On July 1, Lisa Forrest of Hamilton College will become the second Leland M. Park Director of the Library and Davidson College’s fifth Library Director since its founding in 1837.
Forrest’s career prior to Davidson includes service as the director of research and instructional design for Hamilton College’s Burke Library and as an associate librarian at SUNY Buffalo’s E.H. Butler Library. Ms.
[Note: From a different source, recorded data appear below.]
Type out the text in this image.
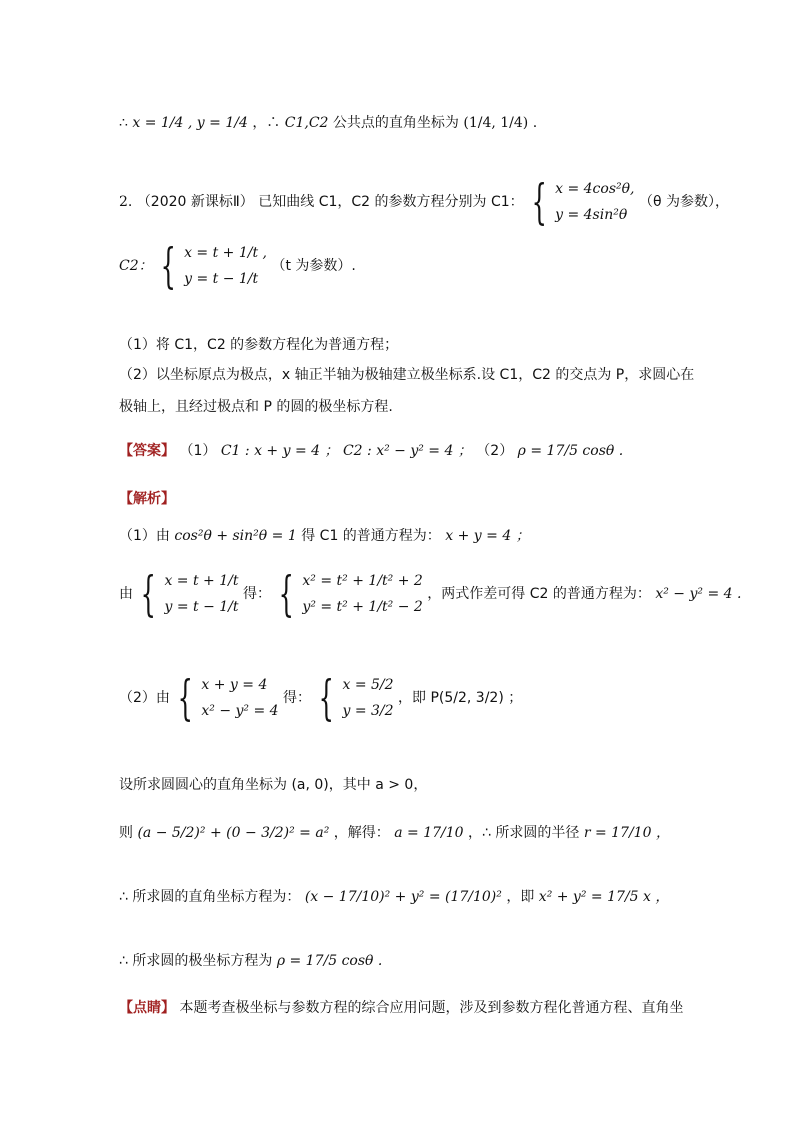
∴ x = 1/4 , y = 1/4 ，∴ C1,C2 公共点的直角坐标为 (1/4, 1/4) .
2. （2020 新课标Ⅱ） 已知曲线 C1，C2 的参数方程分别为 C1： { x = 4cos²θ,
y = 4sin²θ
（θ 为参数），
C2： { x = t + 1/t ,
y = t − 1/t
（t 为参数）.
（1）将 C1，C2 的参数方程化为普通方程；
（2）以坐标原点为极点，x 轴正半轴为极轴建立极坐标系.设 C1，C2 的交点为 P，求圆心在
极轴上，且经过极点和 P 的圆的极坐标方程.
【答案】 （1） C1 : x + y = 4 ； C2 : x² − y² = 4 ； （2） ρ = 17/5 cosθ .
【解析】
（1）由 cos²θ + sin²θ = 1 得 C1 的普通方程为： x + y = 4 ；
由 { x = t + 1/t
y = t − 1/t
得： { x² = t² + 1/t² + 2
y² = t² + 1/t² − 2
，两式作差可得 C2 的普通方程为： x² − y² = 4 .
（2）由 { x + y = 4
x² − y² = 4
得： { x = 5/2
y = 3/2
，即 P(5/2, 3/2) ；
设所求圆圆心的直角坐标为 (a, 0)，其中 a > 0，
则 (a − 5/2)² + (0 − 3/2)² = a² ，解得： a = 17/10 ，∴ 所求圆的半径 r = 17/10 ，
∴ 所求圆的直角坐标方程为： (x − 17/10)² + y² = (17/10)² ，即 x² + y² = 17/5 x ，
∴ 所求圆的极坐标方程为 ρ = 17/5 cosθ .
【点睛】 本题考查极坐标与参数方程的综合应用问题，涉及到参数方程化普通方程、直角坐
Forrest has been honored with the Excellence in Library Service Award from the Western New York Library Resources Council and as a fellow of the EDUCAUSE Leading Change Institute.
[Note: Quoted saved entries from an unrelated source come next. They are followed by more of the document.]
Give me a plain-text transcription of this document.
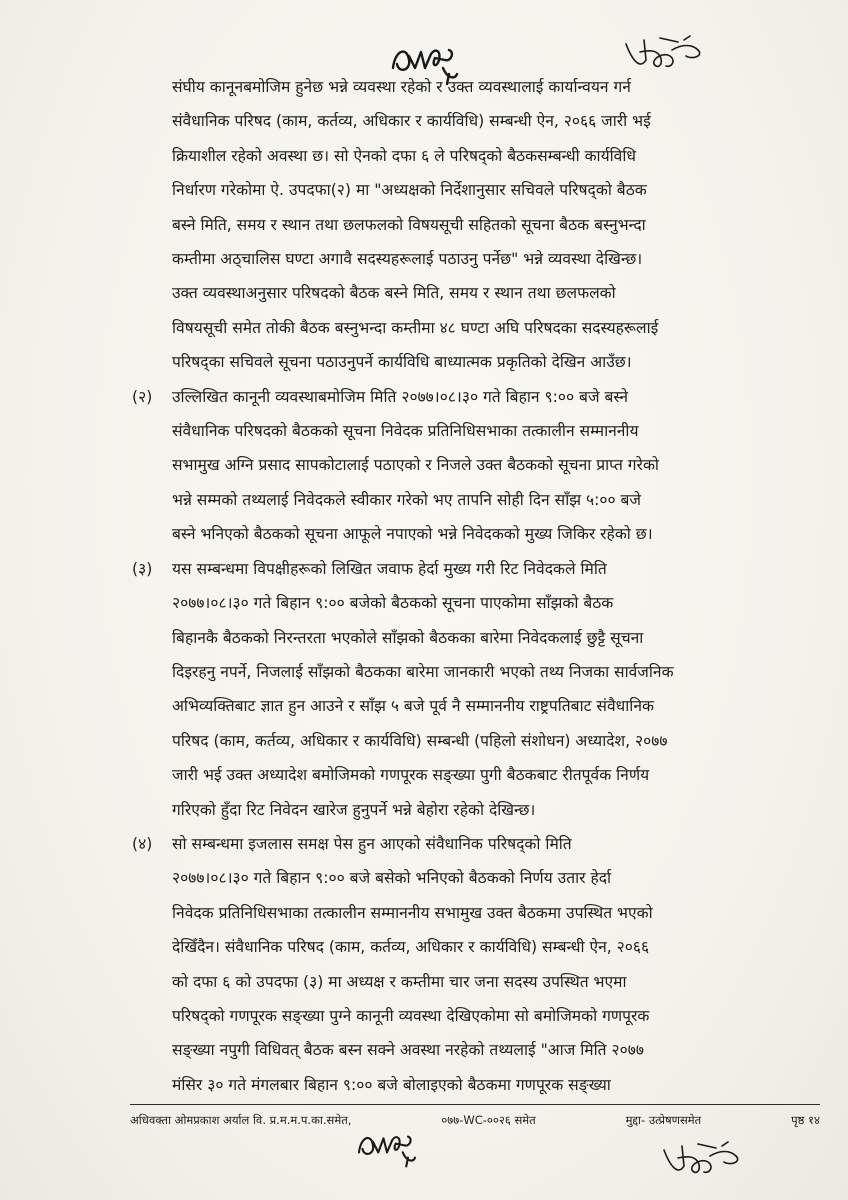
संघीय कानूनबमोजिम हुनेछ भन्ने व्यवस्था रहेको र उक्त व्यवस्थालाई कार्यान्वयन गर्न
संवैधानिक परिषद (काम, कर्तव्य, अधिकार र कार्यविधि) सम्बन्धी ऐन, २०६६ जारी भई
क्रियाशील रहेको अवस्था छ। सो ऐनको दफा ६ ले परिषद्को बैठकसम्बन्धी कार्यविधि
निर्धारण गरेकोमा ऐ. उपदफा(२) मा "अध्यक्षको निर्देशानुसार सचिवले परिषद्को बैठक
बस्ने मिति, समय र स्थान तथा छलफलको विषयसूची सहितको सूचना बैठक बस्नुभन्दा
कम्तीमा अठ्चालिस घण्टा अगावै सदस्यहरूलाई पठाउनु पर्नेछ" भन्ने व्यवस्था देखिन्छ।
उक्त व्यवस्थाअनुसार परिषदको बैठक बस्ने मिति, समय र स्थान तथा छलफलको
विषयसूची समेत तोकी बैठक बस्नुभन्दा कम्तीमा ४८ घण्टा अघि परिषदका सदस्यहरूलाई
परिषद्का सचिवले सूचना पठाउनुपर्ने कार्यविधि बाध्यात्मक प्रकृतिको देखिन आउँछ।
(२) उल्लिखित कानूनी व्यवस्थाबमोजिम मिति २०७७।०८।३० गते बिहान ९:०० बजे बस्ने
संवैधानिक परिषदको बैठकको सूचना निवेदक प्रतिनिधिसभाका तत्कालीन सम्माननीय
सभामुख अग्नि प्रसाद सापकोटालाई पठाएको र निजले उक्त बैठकको सूचना प्राप्त गरेको
भन्ने सम्मको तथ्यलाई निवेदकले स्वीकार गरेको भए तापनि सोही दिन साँझ ५:०० बजे
बस्ने भनिएको बैठकको सूचना आफूले नपाएको भन्ने निवेदकको मुख्य जिकिर रहेको छ।
(३) यस सम्बन्धमा विपक्षीहरूको लिखित जवाफ हेर्दा मुख्य गरी रिट निवेदकले मिति
२०७७।०८।३० गते बिहान ९:०० बजेको बैठकको सूचना पाएकोमा साँझको बैठक
बिहानकै बैठकको निरन्तरता भएकोले साँझको बैठकका बारेमा निवेदकलाई छुट्टै सूचना
दिइरहनु नपर्ने, निजलाई साँझको बैठकका बारेमा जानकारी भएको तथ्य निजका सार्वजनिक
अभिव्यक्तिबाट ज्ञात हुन आउने र साँझ ५ बजे पूर्व नै सम्माननीय राष्ट्रपतिबाट संवैधानिक
परिषद (काम, कर्तव्य, अधिकार र कार्यविधि) सम्बन्धी (पहिलो संशोधन) अध्यादेश, २०७७
जारी भई उक्त अध्यादेश बमोजिमको गणपूरक सङ्ख्या पुगी बैठकबाट रीतपूर्वक निर्णय
गरिएको हुँदा रिट निवेदन खारेज हुनुपर्ने भन्ने बेहोरा रहेको देखिन्छ।
(४) सो सम्बन्धमा इजलास समक्ष पेस हुन आएको संवैधानिक परिषद्को मिति
२०७७।०८।३० गते बिहान ९:०० बजे बसेको भनिएको बैठकको निर्णय उतार हेर्दा
निवेदक प्रतिनिधिसभाका तत्कालीन सम्माननीय सभामुख उक्त बैठकमा उपस्थित भएको
देखिँदैन। संवैधानिक परिषद (काम, कर्तव्य, अधिकार र कार्यविधि) सम्बन्धी ऐन, २०६६
को दफा ६ को उपदफा (३) मा अध्यक्ष र कम्तीमा चार जना सदस्य उपस्थित भएमा
परिषद्को गणपूरक सङ्ख्या पुग्ने कानूनी व्यवस्था देखिएकोमा सो बमोजिमको गणपूरक
सङ्ख्या नपुगी विधिवत् बैठक बस्न सक्ने अवस्था नरहेको तथ्यलाई "आज मिति २०७७
मंसिर ३० गते मंगलबार बिहान ९:०० बजे बोलाइएको बैठकमा गणपूरक सङ्ख्या
अधिवक्ता ओमप्रकाश अर्याल वि. प्र.म.म.प.का.समेत,	०७७-WC-००२६ समेत	मुद्दा- उत्प्रेषणसमेत	पृष्ठ १४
As Davidson College and other elite institutions of higher learning explore the future of facilities built around books in the digital era, Forrest’s expertise in both traditional and experimental models of teaching, learning, and research in the liberal arts will be of great service.
Past Library Directors of Davidson College
The Library Director position was inaugurated by Cornelia Rebekah Shaw, who was elected “Librarian and Registrar at a salary of $900.00 per annum” on May 28, 1907. Shaw’s twenty-nine year career on campus was notable in many respects–she was the college’s first woman employee, first librarian, first registrar, and first secretary to the President. She was well respected by all on campus and her hospitable service to the library made her well-known as every student’s best friend. In fact, the college yearbook Quips and Cranks, was dedicated to Miss Shaw in 1912. During her time, Shaw oversaw the movement of the library’s collection of little more than 10,000 volumes from the “Union Library” room in Chambers to the Carnegie Library, which has served as a guest house since 1942. Shaw’s history of the school, Davidson College, was published in 1923 with a foreword from College President Henry Louis Smith (1901-1912) and can be found in the Davidson College Special Collections.
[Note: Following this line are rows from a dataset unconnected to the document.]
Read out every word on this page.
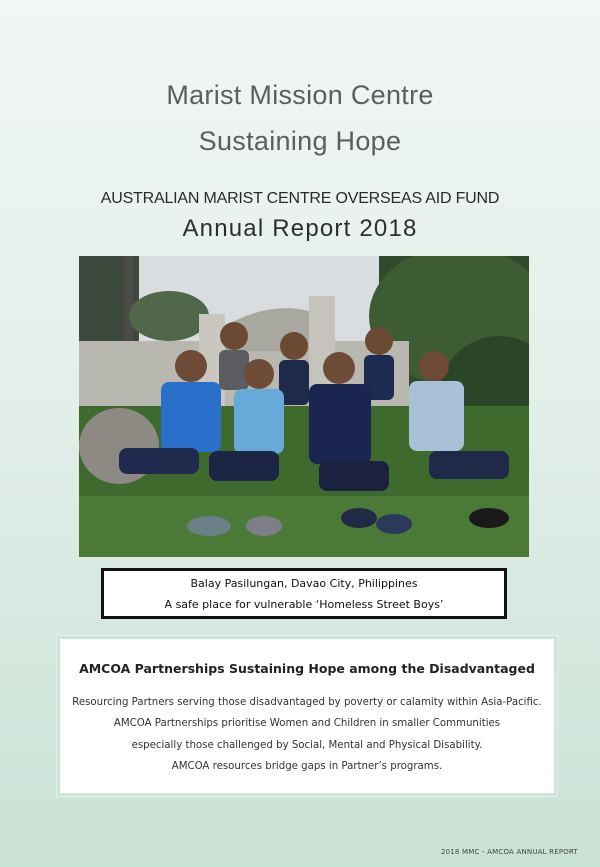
Marist Mission Centre
Sustaining Hope
AUSTRALIAN MARIST CENTRE OVERSEAS AID FUND
Annual Report 2018
Balay Pasilungan, Davao City, Philippines
A safe place for vulnerable ‘Homeless Street Boys’
AMCOA Partnerships Sustaining Hope among the Disadvantaged
Resourcing Partners serving those disadvantaged by poverty or calamity within Asia-Pacific.
AMCOA Partnerships prioritise Women and Children in smaller Communities
especially those challenged by Social, Mental and Physical Disability.
AMCOA resources bridge gaps in Partner’s programs.
2018 MMC - AMCOA ANNUAL REPORT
Following Miss Shaw’s retirement in 1936, Davidson College’s longest serving Library Director began service: Chalmers Gaston Davidson ’28. Affectionately known across campus as “Dr. D,” Davidson was the college’s first professional librarian, he earned his Master’s in Library Science from the University of Chicago in 1936. When Dr. D’s career began, the library was very small and not the hub of student life as it is known today. The collection was a mere 39,000 volumes, the annual materials budget was $3,500, and there was only one other employee: assistant librarian, Miss Julia Passmore. However, barring the years Dr. Henry Lilly took over the position whilst Davidson served in WWII, Davidson revolutionized the library space, including overseeing the move to the Grey Memorial Library in 1941. Not only was Davidson also a member of the college History department, but by 1961, he had grown the annual library budget to $41,000. Perhaps Dr. D’s success was in his blood, given that he was a direct descendant of William Lee Davidson, the college’s namesake.
The 1974-1975 school year brought much change to the Davidson library: Dr. D retired, Leland M. Park ’63 became the new Library Director, and the E.H. Little Library was dedicated in September of 1974. Park earned his Library Sciences degrees from Emory University and Florida State University before serving as Library Director for 31 years. At his retirement in 2006, the Quips and Cranks yearbook staff elected to dedicate their volume to Park and his service to the school and the Library Director position was named in his honor.
In 2007, Gillian Gremmels was named the first Leland M. Park Director of the Library. Unlike her predecessors, Gremmels was neither an alum of the college nor a long-time resident of the area. Gremmels was raised by two professors on the campus Iowa’s Wartburg College, is a descendant of Wartburg’s founder, and continued on to attend the school and act as their Library Director. Although currently on sabbatical from the mentoring seminar faculty of the Association of College and Research Libraries and after serving Davidson College for ten years, Jill Gremmels will serve the Dean of Cowles Library at Drake University in Des Moines, Iowa beginning on July 1.